City of Sydney planning strategy long delay by Government bad – but more residential required

The long delay of two and a half years by the NSW Government in processing the Central Sydney Planning Strategy does not send a good signal about the state’s planning system says the Urban Taskforce.


“The City of Sydney Council, after waiting almost three years for the NSW Department of Planning to put the Central Sydney Planning Strategy on exhibition, is now organising its own exhibition.” Says Urban Taskforce CEO Chris Johnson “There is something wrong with our planning system if the key council for the Sydney CBD and the state government’s planning department are unable to agree on plans for the city since July 2016.”


“The City of Sydney plan included some positive elements in relation to taller buildings in the city, but the plan was negative in relation to encouraging a mixture of uses in the city that would include residential towers.”


“The City Council as well as putting their plan on exhibition have also released a Draft Guideline for Site Specific Planning Proposals where sites can get additional height and floor space.

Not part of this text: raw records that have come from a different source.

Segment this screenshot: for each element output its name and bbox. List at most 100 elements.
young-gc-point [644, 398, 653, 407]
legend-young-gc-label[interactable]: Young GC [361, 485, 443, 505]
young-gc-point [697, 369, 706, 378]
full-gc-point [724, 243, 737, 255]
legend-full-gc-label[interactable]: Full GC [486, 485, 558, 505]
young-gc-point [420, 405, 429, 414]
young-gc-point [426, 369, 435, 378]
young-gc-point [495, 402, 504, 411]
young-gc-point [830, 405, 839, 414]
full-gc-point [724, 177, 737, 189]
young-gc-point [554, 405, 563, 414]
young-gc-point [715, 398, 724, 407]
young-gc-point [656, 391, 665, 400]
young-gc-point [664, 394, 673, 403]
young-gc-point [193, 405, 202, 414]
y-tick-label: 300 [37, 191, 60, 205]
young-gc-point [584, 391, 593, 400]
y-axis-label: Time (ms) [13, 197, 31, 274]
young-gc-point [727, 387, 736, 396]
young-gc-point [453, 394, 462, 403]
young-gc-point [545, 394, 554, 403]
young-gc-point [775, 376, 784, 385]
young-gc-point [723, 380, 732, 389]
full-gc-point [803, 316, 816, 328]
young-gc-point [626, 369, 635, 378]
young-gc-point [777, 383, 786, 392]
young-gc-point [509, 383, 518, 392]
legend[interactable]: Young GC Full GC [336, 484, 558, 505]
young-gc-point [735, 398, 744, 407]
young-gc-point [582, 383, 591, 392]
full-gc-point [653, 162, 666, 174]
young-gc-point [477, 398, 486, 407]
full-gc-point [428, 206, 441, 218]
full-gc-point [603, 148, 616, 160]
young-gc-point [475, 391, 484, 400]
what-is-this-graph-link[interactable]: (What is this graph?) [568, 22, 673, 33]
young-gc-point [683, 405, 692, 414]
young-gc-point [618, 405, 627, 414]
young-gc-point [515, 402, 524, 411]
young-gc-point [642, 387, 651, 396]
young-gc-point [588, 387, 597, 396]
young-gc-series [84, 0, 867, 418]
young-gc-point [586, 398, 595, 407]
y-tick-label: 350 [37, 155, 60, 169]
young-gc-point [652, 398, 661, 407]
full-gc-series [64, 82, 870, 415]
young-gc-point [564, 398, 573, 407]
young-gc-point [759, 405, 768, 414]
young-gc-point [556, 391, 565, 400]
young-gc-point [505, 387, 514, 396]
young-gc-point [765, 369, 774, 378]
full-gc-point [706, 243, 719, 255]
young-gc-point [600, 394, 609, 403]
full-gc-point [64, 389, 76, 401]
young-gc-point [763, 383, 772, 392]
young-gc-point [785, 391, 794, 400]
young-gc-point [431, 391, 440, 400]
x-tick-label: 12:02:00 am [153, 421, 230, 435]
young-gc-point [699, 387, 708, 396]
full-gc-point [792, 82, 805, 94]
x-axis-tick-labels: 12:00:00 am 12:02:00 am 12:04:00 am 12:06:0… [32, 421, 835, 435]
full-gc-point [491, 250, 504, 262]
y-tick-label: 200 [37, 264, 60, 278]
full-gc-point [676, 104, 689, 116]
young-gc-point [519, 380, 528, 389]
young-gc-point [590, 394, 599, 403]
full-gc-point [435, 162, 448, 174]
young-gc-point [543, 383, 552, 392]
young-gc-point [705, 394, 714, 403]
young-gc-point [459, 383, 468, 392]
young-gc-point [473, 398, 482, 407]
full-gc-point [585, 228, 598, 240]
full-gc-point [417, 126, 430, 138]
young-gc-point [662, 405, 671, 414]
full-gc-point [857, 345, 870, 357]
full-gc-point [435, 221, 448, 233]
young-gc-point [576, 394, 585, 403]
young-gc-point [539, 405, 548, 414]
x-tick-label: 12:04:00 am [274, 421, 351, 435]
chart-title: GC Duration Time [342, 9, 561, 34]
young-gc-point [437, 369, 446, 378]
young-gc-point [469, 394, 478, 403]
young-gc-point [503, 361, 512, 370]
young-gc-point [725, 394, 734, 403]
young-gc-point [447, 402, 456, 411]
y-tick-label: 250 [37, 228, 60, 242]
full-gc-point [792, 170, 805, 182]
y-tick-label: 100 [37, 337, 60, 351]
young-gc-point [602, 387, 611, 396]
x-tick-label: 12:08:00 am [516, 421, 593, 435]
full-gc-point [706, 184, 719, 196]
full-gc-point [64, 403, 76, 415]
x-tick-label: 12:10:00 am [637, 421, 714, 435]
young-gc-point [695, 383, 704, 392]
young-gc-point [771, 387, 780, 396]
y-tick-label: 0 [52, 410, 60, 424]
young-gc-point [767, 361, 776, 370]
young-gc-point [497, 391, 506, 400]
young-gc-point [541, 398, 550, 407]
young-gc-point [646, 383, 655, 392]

The sites that get this uplift cannot contain residential or serviced apartment floor space and sites are encourage to be amalgamated. So only employment generating buildings can access the additional floor space. Clearly the City is trying to swing the pendulum away from residential development towards commercial development but most world cities are encouraging a mixture of uses so that they become active over 24 hours and 7 days a week.”

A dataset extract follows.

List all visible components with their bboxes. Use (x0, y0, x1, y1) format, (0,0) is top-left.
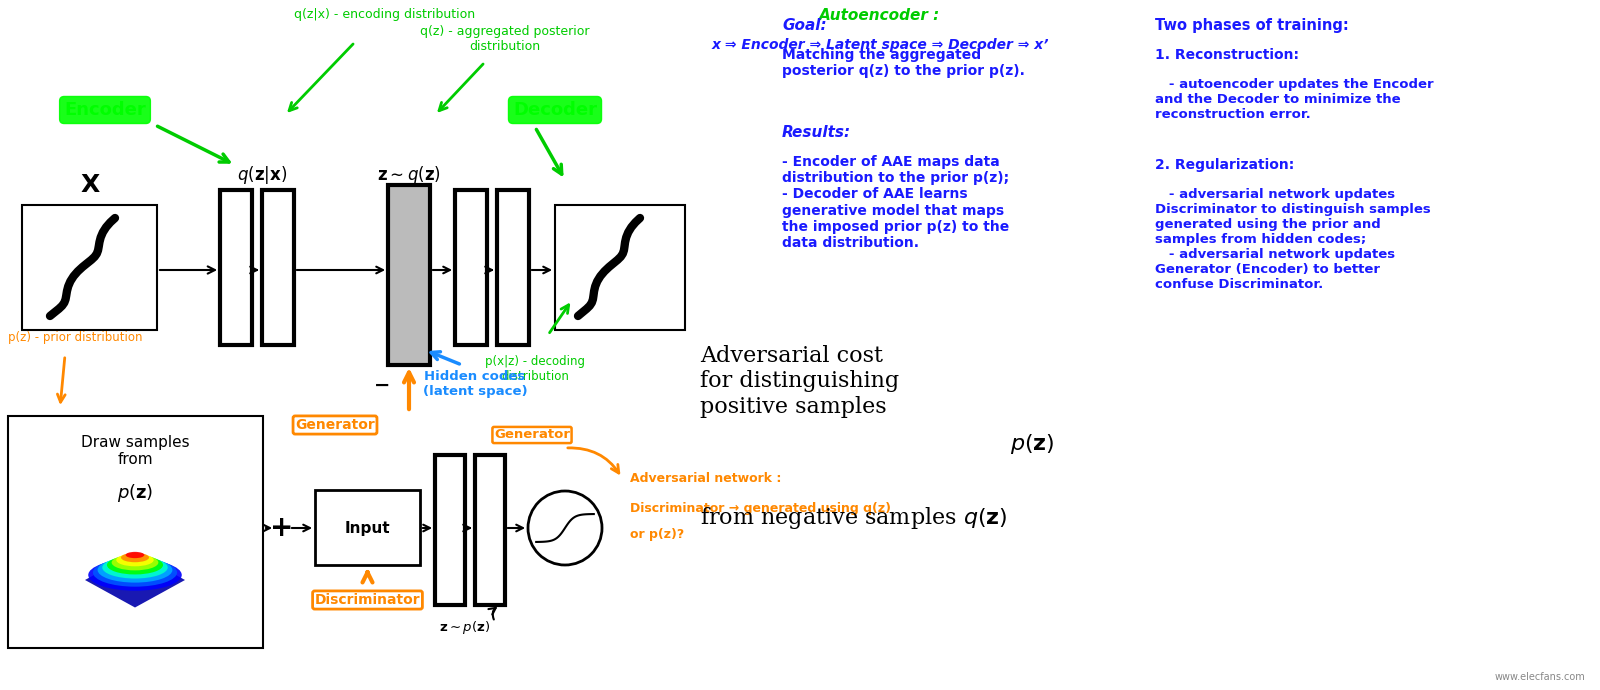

“The Urban Taskforce supports a mixed-use approach to urban areas as many younger people are preferring an urban cosmopolitan life style where they live close to work. The same work / live approach should occur across all of Sydney’s urban areas and town centres. Major international cities are building mixed use precincts like Hudson Yards in New York and Battersea Power Station renewal in London. The success of projects like Barangaroo which mixes residential and commercial uses demonstrates that Sydney also wants this type of development.